EM Algorithm EM算法


EM algorithm is a iterative optimization algorithm. EM is the abbreviation of expectation maximization. EM do not apply for all the optimization problems.

Remember! EM always converge but it can be a local optima.
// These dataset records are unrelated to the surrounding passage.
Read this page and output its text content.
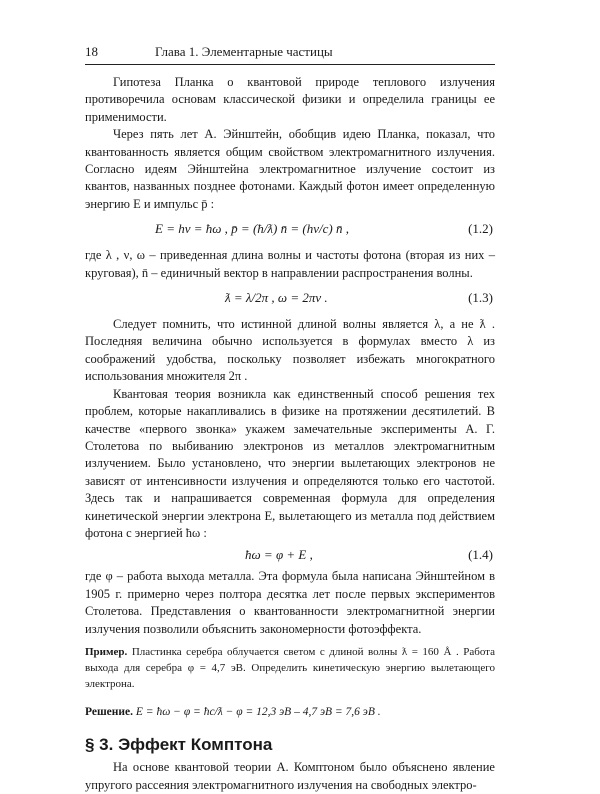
18	Глава 1. Элементарные частицы

Гипотеза Планка о квантовой природе теплового излучения противоречила основам классической физики и определила границы ее применимости.

Через пять лет А. Эйнштейн, обобщив идею Планка, показал, что квантованность является общим свойством электромагнитного излучения. Согласно идеям Эйнштейна электромагнитное излучение состоит из квантов, названных позднее фотонами. Каждый фотон имеет определенную энергию E и импульс p̄ :

E = hν = ħω , p̄ = (ħ/ƛ) n̄ = (hν/c) n̄ ,	(1.2)

где λ , ν, ω – приведенная длина волны и частоты фотона (вторая из них – круговая), n̄ – единичный вектор в направлении распространения волны.

ƛ = λ/2π , ω = 2πν .	(1.3)

Следует помнить, что истинной длиной волны является λ, а не ƛ . Последняя величина обычно используется в формулах вместо λ из соображений удобства, поскольку позволяет избежать многократного использования множителя 2π .

Квантовая теория возникла как единственный способ решения тех проблем, которые накапливались в физике на протяжении десятилетий. В качестве «первого звонка» укажем замечательные эксперименты А. Г. Столетова по выбиванию электронов из металлов электромагнитным излучением. Было установлено, что энергии вылетающих электронов не зависят от интенсивности излучения и определяются только его частотой. Здесь так и напрашивается современная формула для определения кинетической энергии электрона E, вылетающего из металла под действием фотона с энергией ħω :

ħω = φ + E ,	(1.4)

где φ – работа выхода металла. Эта формула была написана Эйнштейном в 1905 г. примерно через полтора десятка лет после первых экспериментов Столетова. Представления о квантованности электромагнитной энергии излучения позволили объяснить закономерности фотоэффекта.

Пример. Пластинка серебра облучается светом с длиной волны ƛ = 160 Å . Работа выхода для серебра φ = 4,7 эВ. Определить кинетическую энергию вылетающего электрона.

Решение. E = ħω − φ = ħc/ƛ − φ = 12,3 эВ – 4,7 эВ = 7,6 эВ .
§ 3. Эффект Комптона

На основе квантовой теории А. Комптоном было объяснено явление упругого рассеяния электромагнитного излучения на свободных электро-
EM applies for GMM, K-Means clustering, HMM, etc.

Jensen’s Inequality

convex function $f, f’’ > 0$; concave function $f, f’’<0$
$E[f(x)] \geq f(E[x]) \ \ \ \ \ f$ is convex
$E[f(x)] \leq f(E[x]) \ \ \ \ \ f$ is concave
If and only if $x$ is constant equal sign is taken.
图片来源
在这里插入图片描述

EM

${z_i}_{i=1\sim N}$ — $x_i$ belongs to $(z_i)^{th}$ distribution
$Q_i(z_i)$ — the probability distribution of $z_i$
(You can also turn $z_i$ into a vector and each dimension represents the probability.)


MLE:
$\max E(\theta)$
$E(\theta) = \prod\limits_{i=1}^N P(x_i|\theta) = \prod\limits_{i=1}^N [\sum\limits_{z_i}P(x_i, z_i | \theta)]$
$l(\theta) = \sum\limits_{i=1}^N\log[\sum\limits_{z_i} P(x_i,z_i|\theta)]$


$\theta_i$ — the parameter of $i^{th}$ iteration

randomize theta_0
while (!converge)
{
$$
\ \ \ \ \ \ \ \ E-step: \ \
\ \ \ \ \ \ \ \ \ \ \ \ \ \ \ \ Q_i(z_i) = \frac{P(x_i, z_i|\theta_k)}{\sum\limits_{z_i} P(x_i,z_i|\theta_k)} \
\ \ \ \ \ \ \ \ M-step: \ \
\ \ \ \ \ \ \ \ \ \ \ \ \ \ \ \ \theta_{k+1} = \arg\max\limits_{\theta}\sum\limits_{i=1}^N\sum\limits_{z_i} Q_i(z_i)\log \frac{P(x_i,z_i|\theta)}{Q_i(z_i)}\
$$
}

Jensen’s inequality applies in M-step and the prove of convergence.